B Jaishankar’s clear statement against America’s double speech

External Affairs Minister S Jaishankar highlighted India’s concerns, such as rising barriers to access to energy trade and markets, at the East Asia Summit in Malaysia, which came at a time of growing disillusionment and concerns over the disruptive effects of the US administration’s trade and tariff policies. Jaishankar also raised the selective application of principles and the failure to practice what is preached – an apparent reference to the doublespeak at the heart of US and Western sanctions aimed at India, which is not the only buyer of Russian energy. These sanctions and punitive actions have already created market distortions, driving up crude oil prices and raising fears of supply shortages. It has long been India’s case that the Russia Ukraine war’s cascading effect on the food and fuel security of countries in the Global South is a major reason for ending the conflict. Many of the US actions against Russia are a result of President Donald Trump’s failure to end the war in Ukraine, but this cannot be a reason to punish India, which has, in fact, cited the previous US administration’s insistence as a reason to increase purchases of Russian oil in 2022. Jaishankar said at the East Asia Summit that the world community will “inevitably respond” to the current churn through adjustment, reckoning, fresh understanding and flexible solutions. In this context, he highlighted technology, market size, digitalisation, connectivity and talent mobility – all key attributes that India possesses. India may consider its chairmanship of BRICS next year – and possibly also work with China in the SCO – to ignite the mantra of multi-polarity while playing a leading role in the drive to find solutions to pressing problems and challenges.
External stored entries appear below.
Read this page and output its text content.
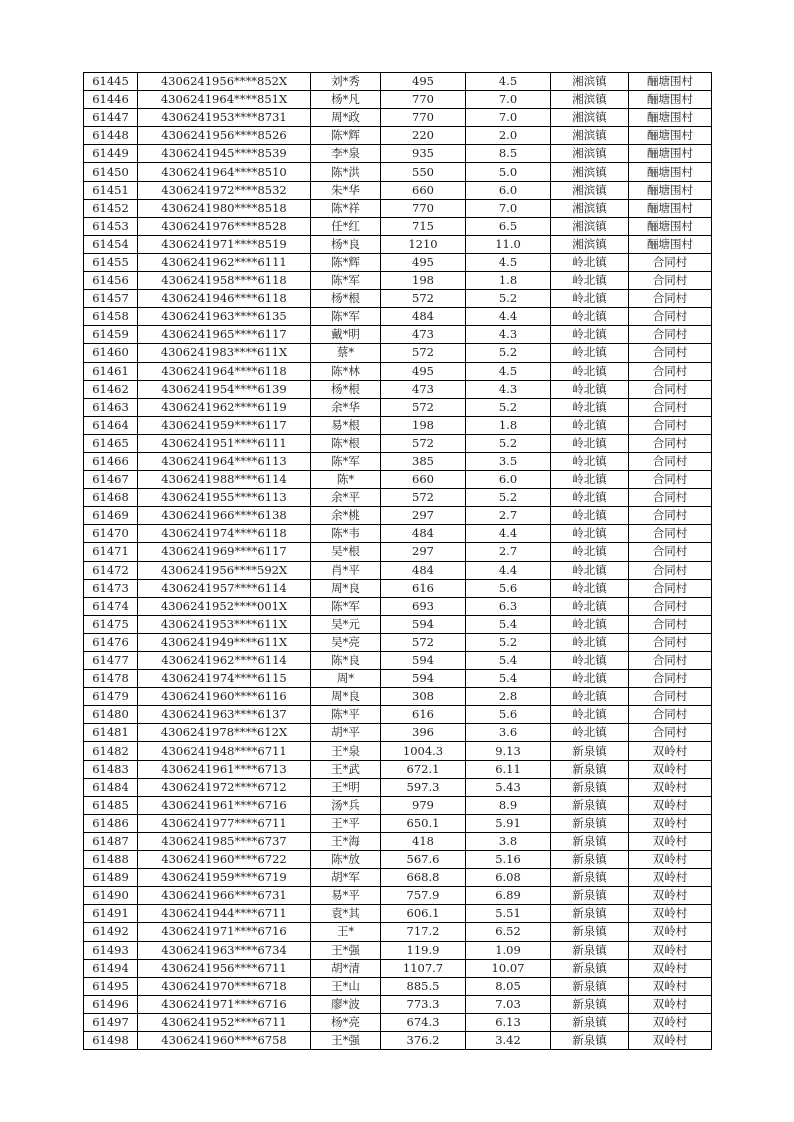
61445	4306241956****852X	刘*秀	495	4.5	湘滨镇	酾塘围村
61446	4306241964****851X	杨*凡	770	7.0	湘滨镇	酾塘围村
61447	4306241953****8731	周*政	770	7.0	湘滨镇	酾塘围村
61448	4306241956****8526	陈*辉	220	2.0	湘滨镇	酾塘围村
61449	4306241945****8539	李*泉	935	8.5	湘滨镇	酾塘围村
61450	4306241964****8510	陈*洪	550	5.0	湘滨镇	酾塘围村
61451	4306241972****8532	朱*华	660	6.0	湘滨镇	酾塘围村
61452	4306241980****8518	陈*祥	770	7.0	湘滨镇	酾塘围村
61453	4306241976****8528	任*红	715	6.5	湘滨镇	酾塘围村
61454	4306241971****8519	杨*良	1210	11.0	湘滨镇	酾塘围村
61455	4306241962****6111	陈*辉	495	4.5	岭北镇	合同村
61456	4306241958****6118	陈*军	198	1.8	岭北镇	合同村
61457	4306241946****6118	杨*根	572	5.2	岭北镇	合同村
61458	4306241963****6135	陈*军	484	4.4	岭北镇	合同村
61459	4306241965****6117	戴*明	473	4.3	岭北镇	合同村
61460	4306241983****611X	蔡*	572	5.2	岭北镇	合同村
61461	4306241964****6118	陈*林	495	4.5	岭北镇	合同村
61462	4306241954****6139	杨*根	473	4.3	岭北镇	合同村
61463	4306241962****6119	余*华	572	5.2	岭北镇	合同村
61464	4306241959****6117	易*根	198	1.8	岭北镇	合同村
61465	4306241951****6111	陈*根	572	5.2	岭北镇	合同村
61466	4306241964****6113	陈*军	385	3.5	岭北镇	合同村
61467	4306241988****6114	陈*	660	6.0	岭北镇	合同村
61468	4306241955****6113	余*平	572	5.2	岭北镇	合同村
61469	4306241966****6138	余*桃	297	2.7	岭北镇	合同村
61470	4306241974****6118	陈*韦	484	4.4	岭北镇	合同村
61471	4306241969****6117	吴*根	297	2.7	岭北镇	合同村
61472	4306241956****592X	肖*平	484	4.4	岭北镇	合同村
61473	4306241957****6114	周*良	616	5.6	岭北镇	合同村
61474	4306241952****001X	陈*军	693	6.3	岭北镇	合同村
61475	4306241953****611X	吴*元	594	5.4	岭北镇	合同村
61476	4306241949****611X	吴*亮	572	5.2	岭北镇	合同村
61477	4306241962****6114	陈*良	594	5.4	岭北镇	合同村
61478	4306241974****6115	周*	594	5.4	岭北镇	合同村
61479	4306241960****6116	周*良	308	2.8	岭北镇	合同村
61480	4306241963****6137	陈*平	616	5.6	岭北镇	合同村
61481	4306241978****612X	胡*平	396	3.6	岭北镇	合同村
61482	4306241948****6711	王*泉	1004.3	9.13	新泉镇	双岭村
61483	4306241961****6713	王*武	672.1	6.11	新泉镇	双岭村
61484	4306241972****6712	王*明	597.3	5.43	新泉镇	双岭村
61485	4306241961****6716	汤*兵	979	8.9	新泉镇	双岭村
61486	4306241977****6711	王*平	650.1	5.91	新泉镇	双岭村
61487	4306241985****6737	王*海	418	3.8	新泉镇	双岭村
61488	4306241960****6722	陈*放	567.6	5.16	新泉镇	双岭村
61489	4306241959****6719	胡*军	668.8	6.08	新泉镇	双岭村
61490	4306241966****6731	易*平	757.9	6.89	新泉镇	双岭村
61491	4306241944****6711	袁*其	606.1	5.51	新泉镇	双岭村
61492	4306241971****6716	王*	717.2	6.52	新泉镇	双岭村
61493	4306241963****6734	王*强	119.9	1.09	新泉镇	双岭村
61494	4306241956****6711	胡*清	1107.7	10.07	新泉镇	双岭村
61495	4306241970****6718	王*山	885.5	8.05	新泉镇	双岭村
61496	4306241971****6716	廖*波	773.3	7.03	新泉镇	双岭村
61497	4306241952****6711	杨*亮	674.3	6.13	新泉镇	双岭村
61498	4306241960****6758	王*强	376.2	3.42	新泉镇	双岭村
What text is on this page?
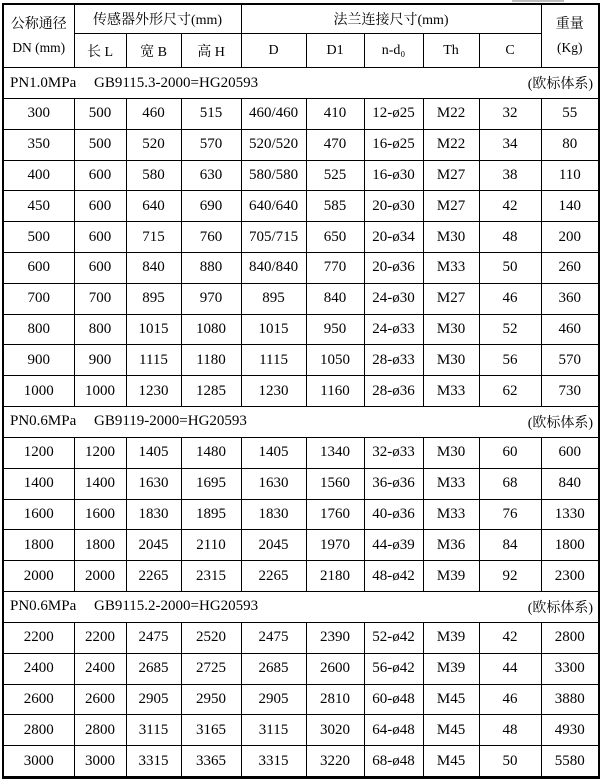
公称通径
DN (mm)	传感器外形尺寸(mm)			法兰连接尺寸(mm)					重量
(Kg)

	长 L	宽 B	高 H	D	D1	n-d₀	Th	C	

PN1.0MPa GB9115.3-2000=HG20593 (欧标体系)									

300	500	460	515	460/460	410	12-ø25	M22	32	55
350	500	520	570	520/520	470	16-ø25	M22	34	80
400	600	580	630	580/580	525	16-ø30	M27	38	110
450	600	640	690	640/640	585	20-ø30	M27	42	140
500	600	715	760	705/715	650	20-ø34	M30	48	200
600	600	840	880	840/840	770	20-ø36	M33	50	260
700	700	895	970	895	840	24-ø30	M27	46	360
800	800	1015	1080	1015	950	24-ø33	M30	52	460
900	900	1115	1180	1115	1050	28-ø33	M30	56	570
1000	1000	1230	1285	1230	1160	28-ø36	M33	62	730

PN0.6MPa GB9119-2000=HG20593 (欧标体系)									

1200	1200	1405	1480	1405	1340	32-ø33	M30	60	600
1400	1400	1630	1695	1630	1560	36-ø36	M33	68	840
1600	1600	1830	1895	1830	1760	40-ø36	M33	76	1330
1800	1800	2045	2110	2045	1970	44-ø39	M36	84	1800
2000	2000	2265	2315	2265	2180	48-ø42	M39	92	2300

PN0.6MPa GB9115.2-2000=HG20593 (欧标体系)									

2200	2200	2475	2520	2475	2390	52-ø42	M39	42	2800
2400	2400	2685	2725	2685	2600	56-ø42	M39	44	3300
2600	2600	2905	2950	2905	2810	60-ø48	M45	46	3880
2800	2800	3115	3165	3115	3020	64-ø48	M45	48	4930
3000	3000	3315	3365	3315	3220	68-ø48	M45	50	5580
Question: How do unilateral sanctions by major powers affect the economic sovereignty of developing countries like India? And how does the idea of ​​multipolarity fit into this?

today’s fact

UN assessments show countries are delaying critical climate action: A UN analysis released Tuesday finds most of the world’s countries have missed a key deadline to update their climate pledges, leaving international efforts to curb global warming dangerously short of what scientists say is needed to avoid catastrophic consequences. Only 64 of the 195 parties to the Paris Agreement have updated their nationally determined contributions (NDCs) – formal climate commitments that underpin international efforts to limit temperature rise. The shortfall is particularly acute among the world’s biggest polluters: China and India have not yet formally submitted their updates, while doubts remain over whether the US will honor commitments made under the previous administration. Yet, the limited presentations, covering only 30% of global emissions in 2019, also suggest that global emissions will decline by about 10% by 2035 – a significant change in direction but very little.